Nasrin Sotoudeh 55 ans, a été arrêtée à son domicile au
matin du 13 juin 2018 et transférée à la célèbre prison d’Evin, située
dans le nord de Téhéran.
C’est
son mari qui l’a révélé l’information. Elle aurait été arrêtée pour
purger une peine de cinq ans de prison à laquelle elle a été condamnée.
Depuis
2016 avait été convoquée à plusieurs reprises à la prison d’Evin sans
que l’on lui donnât la moindre information sur le motif de la
convocation.
Depuis
2017, Nasrin Sotoudeh
défendait les jeunes filles poursuivies pour « avoir commis un acte
illégal »en refusant de porter le hijab : « Non seulement aucun homme n’a droit de faire cela à une femme,
mais en plus le policier [en question] a abusé de son pouvoir. Les femmes de notre pays veulent que la
décision de choisir leurs vêtements leur revienne », a-t-elle
expliqué sur sa page Facebook. Le 5 juin 2018, elle avait raconté sur
sa page Facebook, qu'elle et sa fille s'étaient opposées à ce qu'un
concessionnaire automobile diffuse des chansons religieuses de son
magasin par des haut-parleurs au public. En réponse, le concessionnaire
l’avait menacée d'appeler la police. (Voir aussi : Ces avocats assassinés,
emprisonnés, persécutés, 2016 et 2017).
En
août 2014, le conseil des avocats du barreau de Téhéran a annulé
l'interdiction de la pratique judiciaire de Sotoudeh
et a décidé qu'elle pouvait continuer à travailler en tant qu'avocate
agréée en Iran. Le harcèlement judiciaire des autorités n’a pas cessé contre
Nasrin Sotoudeh
depuis.
·
En 2015, aussitôt après la
restitution de sa licence, elle a reçu une première convocation du
procureur de la prison d'Evin. Mais celle-ci n’énonçait aucune charge
contre elle. Ne pouvant se déplacer en raison d’une opération de pied, elle
avait été obligée de demander un report. Plus tard, on lui demandé par
téléphone de comparaître de nouveau sans davantage lui dire pourquoi et
elle a exigé une citation écrite.
Lorsqu’elle
s’est rendue à la Cour révolutionnaire pour connaitre les accusations
et étudier son dossier dans le court laps de temps qui lui était
laissé, on lui a refusé de la laisser entrer à moins de justifier de
son identité.
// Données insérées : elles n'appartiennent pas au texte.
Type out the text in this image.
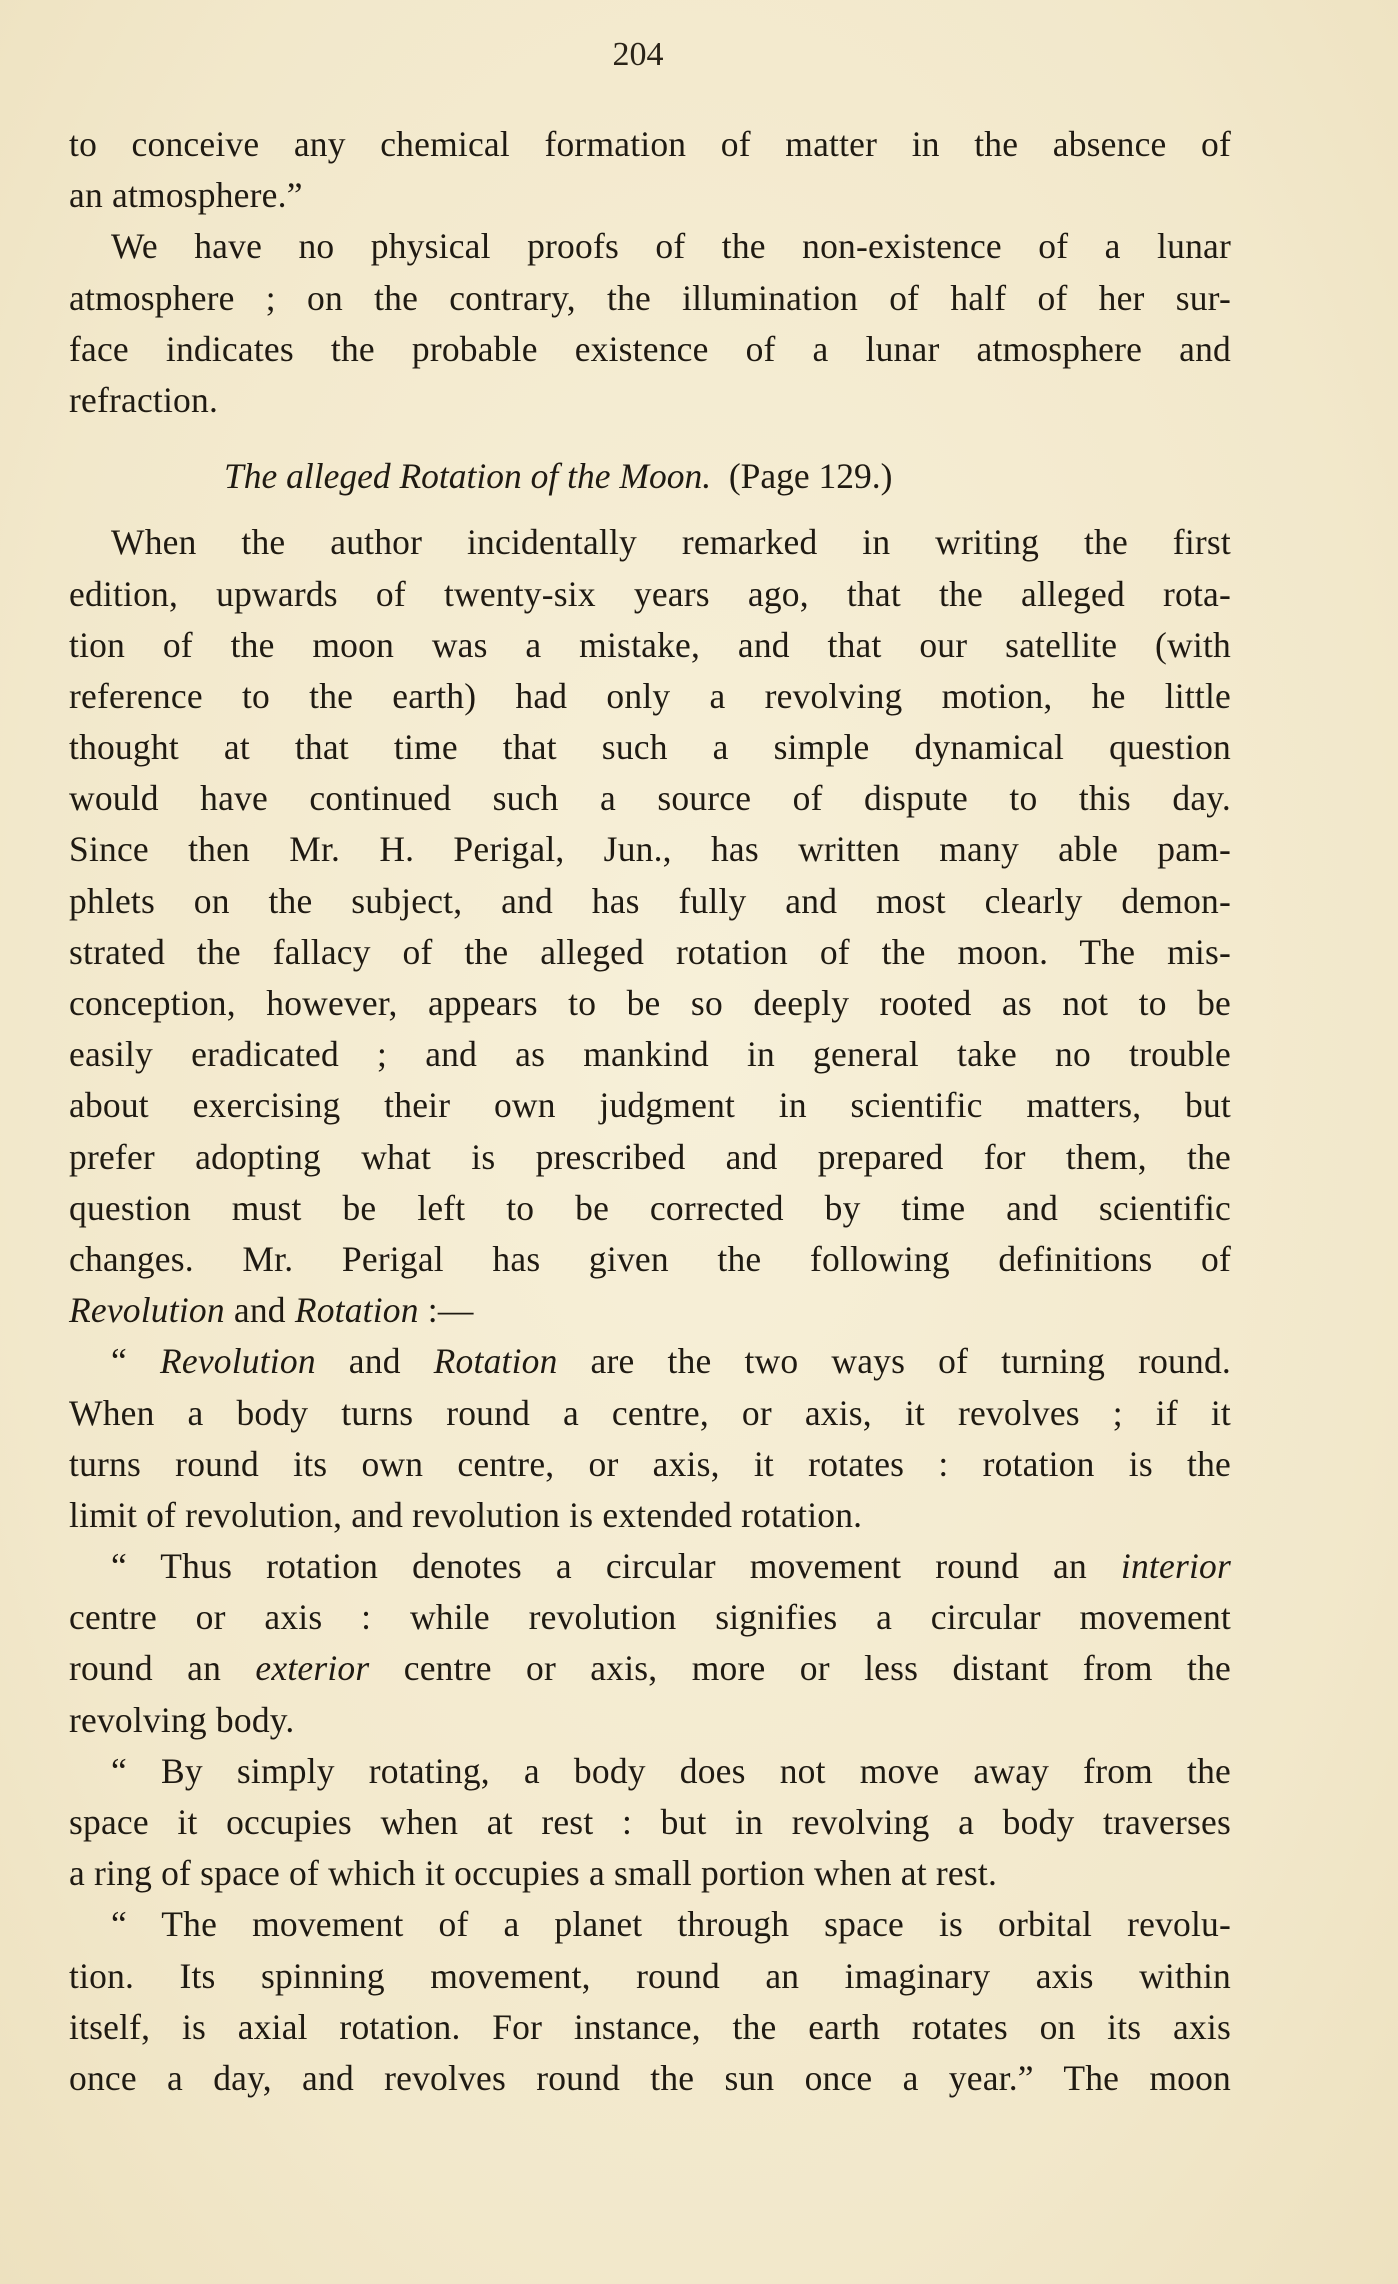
204
to conceive any chemical formation of matter in the absence of
an atmosphere.”
We have no physical proofs of the non-existence of a lunar
atmosphere ; on the contrary, the illumination of half of her sur-
face indicates the probable existence of a lunar atmosphere and
refraction.
The alleged Rotation of the Moon. (Page 129.)
When the author incidentally remarked in writing the first
edition, upwards of twenty-six years ago, that the alleged rota-
tion of the moon was a mistake, and that our satellite (with
reference to the earth) had only a revolving motion, he little
thought at that time that such a simple dynamical question
would have continued such a source of dispute to this day.
Since then Mr. H. Perigal, Jun., has written many able pam-
phlets on the subject, and has fully and most clearly demon-
strated the fallacy of the alleged rotation of the moon. The mis-
conception, however, appears to be so deeply rooted as not to be
easily eradicated ; and as mankind in general take no trouble
about exercising their own judgment in scientific matters, but
prefer adopting what is prescribed and prepared for them, the
question must be left to be corrected by time and scientific
changes. Mr. Perigal has given the following definitions of
Revolution and Rotation :—
“ Revolution and Rotation are the two ways of turning round.
When a body turns round a centre, or axis, it revolves ; if it
turns round its own centre, or axis, it rotates : rotation is the
limit of revolution, and revolution is extended rotation.
“ Thus rotation denotes a circular movement round an interior
centre or axis : while revolution signifies a circular movement
round an exterior centre or axis, more or less distant from the
revolving body.
“ By simply rotating, a body does not move away from the
space it occupies when at rest : but in revolving a body traverses
a ring of space of which it occupies a small portion when at rest.
“ The movement of a planet through space is orbital revolu-
tion. Its spinning movement, round an imaginary axis within
itself, is axial rotation. For instance, the earth rotates on its axis
once a day, and revolves round the sun once a year.” The moon
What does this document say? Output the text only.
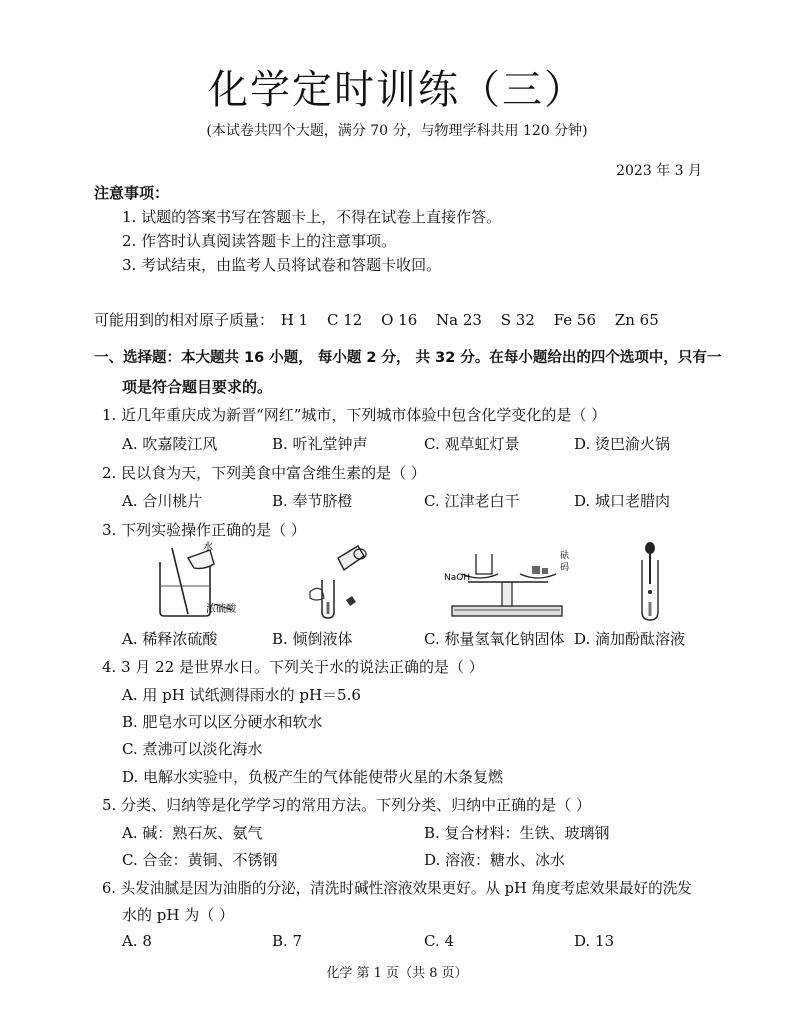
化学定时训练（三）
(本试卷共四个大题，满分 70 分，与物理学科共用 120 分钟)
2023 年 3 月
注意事项：
1. 试题的答案书写在答题卡上，不得在试卷上直接作答。
2. 作答时认真阅读答题卡上的注意事项。
3. 考试结束，由监考人员将试卷和答题卡收回。
可能用到的相对原子质量： H 1 C 12 O 16 Na 23 S 32 Fe 56 Zn 65
一、选择题：本大题共 16 小题， 每小题 2 分， 共 32 分。在每小题给出的四个选项中，只有一
项是符合题目要求的。
1. 近几年重庆成为新晋“网红”城市，下列城市体验中包含化学变化的是（ ）
A. 吹嘉陵江风	B. 听礼堂钟声	C. 观草虹灯景	D. 烫巴渝火锅
2. 民以食为天，下列美食中富含维生素的是（ ）
A. 合川桃片	B. 奉节脐橙	C. 江津老白干	D. 城口老腊肉
3. 下列实验操作正确的是（ ）
水
浓硫酸
NaOH
砝
码
A. 稀释浓硫酸	B. 倾倒液体	C. 称量氢氧化钠固体 D. 滴加酚酞溶液
4. 3 月 22 是世界水日。下列关于水的说法正确的是（ ）
A. 用 pH 试纸测得雨水的 pH＝5.6
B. 肥皂水可以区分硬水和软水
C. 煮沸可以淡化海水
D. 电解水实验中，负极产生的气体能使带火星的木条复燃
5. 分类、归纳等是化学学习的常用方法。下列分类、归纳中正确的是（ ）
A. 碱：熟石灰、氨气	B. 复合材料：生铁、玻璃钢
C. 合金：黄铜、不锈钢	D. 溶液：糖水、冰水
6. 头发油腻是因为油脂的分泌，清洗时碱性溶液效果更好。从 pH 角度考虑效果最好的洗发
水的 pH 为（ ）
A. 8	B. 7	C. 4	D. 13
化学 第 1 页（共 8 页）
Elle n’a pas eu accès à son dossier.
·
Elle a ensuite reçu le 19 aout
2016 une citation à comparaître le 3 septembre devant la 28eme section de
la Cour révolutionnaire de Téhéran pour une nouvelle affaire mais n'a
pas été informée des charges retenues contre elle. Elle a toutefois
précisé qu'elle n’avait aucune information sur les motifs de la
convocation mais elle suppose que les tenants de la « ligne dure » des
dirigeants ne voulaient pas qu’elle reprenne sa profession d’avocat et
qu’ils essayent d'ouvrir une nouvelle affaire contre elle.
Elle a
expliqué qu’elle était obligée de se défendre en même puisque trois des
cinq avocats qui l'ont défendue par le passé et pour la dernière fois
en 2010, semblaient faire eux-mêmes l'objet de poursuites. Elle n’a pas
été autorisée à consulter son dossier avant la veille du procès.
En
conséquence, elle avait refusé de se rendre à l’audience pour marquer
sa protestation contre l’absence d'accès à son dossier devant la cour. Sur
sa page Facebook, elle a expliqué que, d'un point de vue juridique, une
institution judiciaire devrait être accessible au public et que tout le
monde devrait y avoir accès librement sans avoir à justifier de son
identité. Elle soutient que l'un des critères les plus fondamentaux
pour l'équité de la procédure régulière est l'égalité d'accès à
l'autorité judiciaire par le demandeur et a déclaré: «Je ne me soumettrai pas à un procès
si la procédure régulière observée n'est pas équitable ».
·
Le 16 novembre 2017, elle a
reçu une nouvelle convocation du tribunal révolutionnaire d'Evin . Elle a maintenu son refus. "Je sais
que je ne serai pas traité équitablement par le pouvoir judiciaire.Par conséquent, je ne comparaîtrai pas
devant les tribunaux; Je sais que je n'ai enfreint aucune loi.
"A-t-elle déclaré
La
citation l'avertissait qu'elle serait arrêtée si elle ne se conformait
pas à l'ordre dans les trois à cinq jours.
Depuis
la restitution de sa licence, elle était seulement autorisée à traiter
des affaires civiles et ne pouvait pas défendre les suspects dans les
affaires politiques et de sécurité.
Elle a
été saisie d'affaires de journalistes, mais les autorités judiciaires
ont refusé qu’elle les défende.
Nasrin Sotoudeh a défendu
des journalistes, des activistes et des opposants arrêtés lors des
grandes manifestations de 2009 contre la réélection contestée de
l'ex-président ultraconservateur et populiste Mahmoud Ahmadinejad. En
2010, Sotoudeh a été condamné à 11 ans de
prison et interdit pendant 20 ans à pratiquer le droit pour «
propagande contre l'État » et « assemblée et collusion contre la
sécurité nationale » en raison de son appartenance au Centre des
défenseurs des droits de l'homme.
La
Cour d'appel a réduit sa peine à six ans de prison, et il a inopinément
bénéficié d'une libération conditionnelle anticipée en septembre 2013,
quelques jours avant que Rouhani fasse son
premier voyage présidentiel à l'Assemblée générale des Nations Unies à
New York. Le procureur de Téhéran a ensuite essayé de révoquer
définitivement sa licence, mais la Cour de discipline des avocats avait
prononcé une suspension de neuf mois avant de modifier sa décision en
2014.
(Voir aussi : Ces avocats assassinés, emprisonnés, persécutés, 2016, 2017,
2018).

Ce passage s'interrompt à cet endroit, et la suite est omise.